COMMENT ENTREVOYEZ-VOUS L’ÉVOLUTION DES TECHNOLOGIES DANS VOTRE MILIEU D’ICI LES PROCHAINES ANNÉES ET OÙ CONCENTREZ-VOUS VOS EFFORTS ACTUELLEMENT ?
DANIEL CAUMARTIN
Pour moi, aujourd’hui l’innovation, c’est la communication, et ce, autant celle que nous avons à l’interne qu’à l’externe — avec les clients, les consommateurs, les fournisseurs, c’est vraiment ça la technologie aujourd’hui. Le consommateur recherche de nouveaux produits, de nouvelles expériences et la technologie nous permet d’innover tout en ayant une base solide.

SYLVAIN DUFOUR
La technologie est un outil qui nous permet d’exprimer notre leadership dans l’industrie. Si on veut être un leader en canneberges biologiques que doit-on faire ? Un laboratoire hyper sophistiqué pour trouver les pesticides susceptibles de se retrouver dans les produits que j’utilise.

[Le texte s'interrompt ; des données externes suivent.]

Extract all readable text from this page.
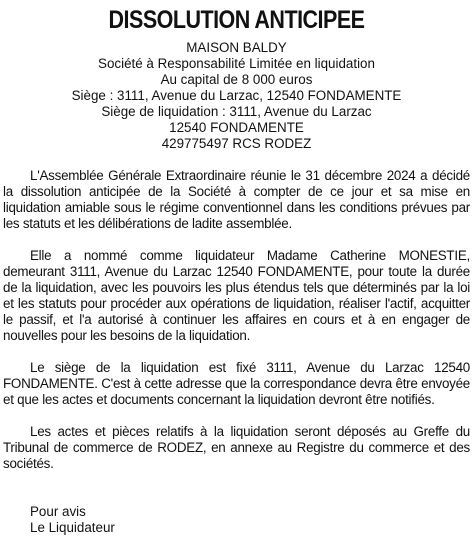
DISSOLUTION ANTICIPEE
MAISON BALDY
Société à Responsabilité Limitée en liquidation
Au capital de 8 000 euros
Siège : 3111, Avenue du Larzac, 12540 FONDAMENTE
Siège de liquidation : 3111, Avenue du Larzac
12540 FONDAMENTE
429775497 RCS RODEZ

L'Assemblée Générale Extraordinaire réunie le 31 décembre 2024 a décidé la dissolution anticipée de la Société à compter de ce jour et sa mise en liquidation amiable sous le régime conventionnel dans les conditions prévues par les statuts et les délibérations de ladite assemblée.

Elle a nommé comme liquidateur Madame Catherine MONESTIE, demeurant 3111, Avenue du Larzac 12540 FONDAMENTE, pour toute la durée de la liquidation, avec les pouvoirs les plus étendus tels que déterminés par la loi et les statuts pour procéder aux opérations de liquidation, réaliser l'actif, acquitter le passif, et l'a autorisé à continuer les affaires en cours et à en engager de nouvelles pour les besoins de la liquidation.

Le siège de la liquidation est fixé 3111, Avenue du Larzac 12540 FONDAMENTE. C'est à cette adresse que la correspondance devra être envoyée et que les actes et documents concernant la liquidation devront être notifiés.

Les actes et pièces relatifs à la liquidation seront déposés au Greffe du Tribunal de commerce de RODEZ, en annexe au Registre du commerce et des sociétés.

Pour avis
Le Liquidateur
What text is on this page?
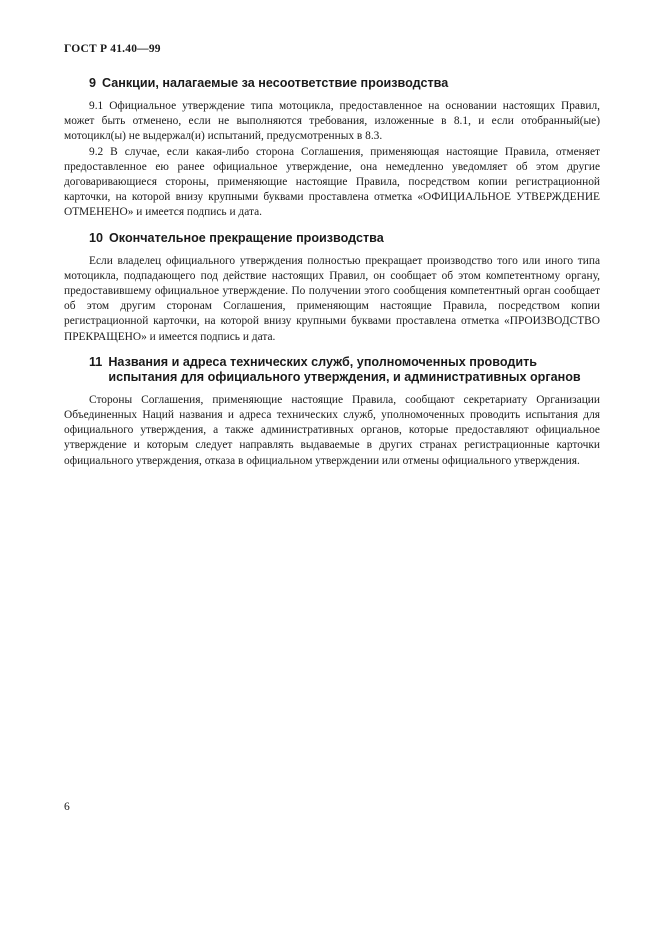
ГОСТ Р 41.40—99
9 Санкции, налагаемые за несоответствие производства

9.1 Официальное утверждение типа мотоцикла, предоставленное на основании настоящих Правил, может быть отменено, если не выполняются требования, изложенные в 8.1, и если отобранный(ые) мотоцикл(ы) не выдержал(и) испытаний, предусмотренных в 8.3.

9.2 В случае, если какая-либо сторона Соглашения, применяющая настоящие Правила, отменяет предоставленное ею ранее официальное утверждение, она немедленно уведомляет об этом другие договаривающиеся стороны, применяющие настоящие Правила, посредством копии регистрационной карточки, на которой внизу крупными буквами проставлена отметка «ОФИЦИАЛЬНОЕ УТВЕРЖДЕНИЕ ОТМЕНЕНО» и имеется подпись и дата.

10 Окончательное прекращение производства

Если владелец официального утверждения полностью прекращает производство того или иного типа мотоцикла, подпадающего под действие настоящих Правил, он сообщает об этом компетентному органу, предоставившему официальное утверждение. По получении этого сообщения компетентный орган сообщает об этом другим сторонам Соглашения, применяющим настоящие Правила, посредством копии регистрационной карточки, на которой внизу крупными буквами проставлена отметка «ПРОИЗВОДСТВО ПРЕКРАЩЕНО» и имеется подпись и дата.

11 Названия и адреса технических служб, уполномоченных проводить испытания для официального утверждения, и административных органов

Стороны Соглашения, применяющие настоящие Правила, сообщают секретариату Организации Объединенных Наций названия и адреса технических служб, уполномоченных проводить испытания для официального утверждения, а также административных органов, которые предоставляют официальное утверждение и которым следует направлять выдаваемые в других странах регистрационные карточки официального утверждения, отказа в официальном утверждении или отмены официального утверждения.

6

Faire de la recherche et développement avec les universités pour obtenir les meilleurs cultivars, les meilleures techniques et procédés de conservation. L’essentiel est de déterminer comment j’utilise la technologie pour demeurer un chef de file.

FRANÇOIS COUTURE
Le numérique est la clé stratégique qui change tout dans le monde alimentaire pas seulement au niveau de la technologie dans les usines ou sur les plateformes Web, mais par une nouvelle approche de la nutrition, de l’alimentation des consommateurs, Les outils spécialisés développés, notamment par UC Davis, permettent aujourd’hui aux gens de savoir exactement ce qu’ils ont besoin de manger dans la prochaine heure, par exemple. Lorsqu’on lit ce qui s’en vient en Espagne, à San Francisco, on réalise que ça va révolutionner l’industrie. Ça passera aussi par les biotechnologies alimentaires. La fonction nutraceutique, c’est un domaine en grande transformation et les technologies y sont de plus en plus présentes.

Silicone Valley a été fondée par l’agriculture de la Californie. Après la deuxième Guerre mondiale, les agriculteurs ont investi beaucoup dans de nouvelles start-up qui amenaient de nouveaux projets. Ces investissements ont bâti Silicon Valley. Aujourd’hui, Silicon Valley revient dans l’agriculture avec des technologies hyper innovantes. Il faut suivre de très près la Californie qui est un territoire précurseur, les Européens dans une certaine mesure aussi. Il faut accompagner les entreprises et surtout les PME avec de nouveaux outils en temps réel et de l’innovation ouverte.

JOSÉE PETITCLERC
La technologie, il faut s’en servir pour protéger nos terres et être visionnaires. Sans terre on ne peut plus nourrir le monde. Il faut trouver des variétés qui sont compatibles avec nos conditions et s’assurer de nourrir nos terres adéquatement. L’agriculture entre de plus en plus dans les villes et c’est un enjeu pour nous.

GENEVIÈVE BROUSSEAU
La technologie nous permet surtout de connaître et de nous rapprocher du consommateur. Le suivre, comprendre ce qu’il veut, ce qu’il aspire à devenir et faire valoir sa voix.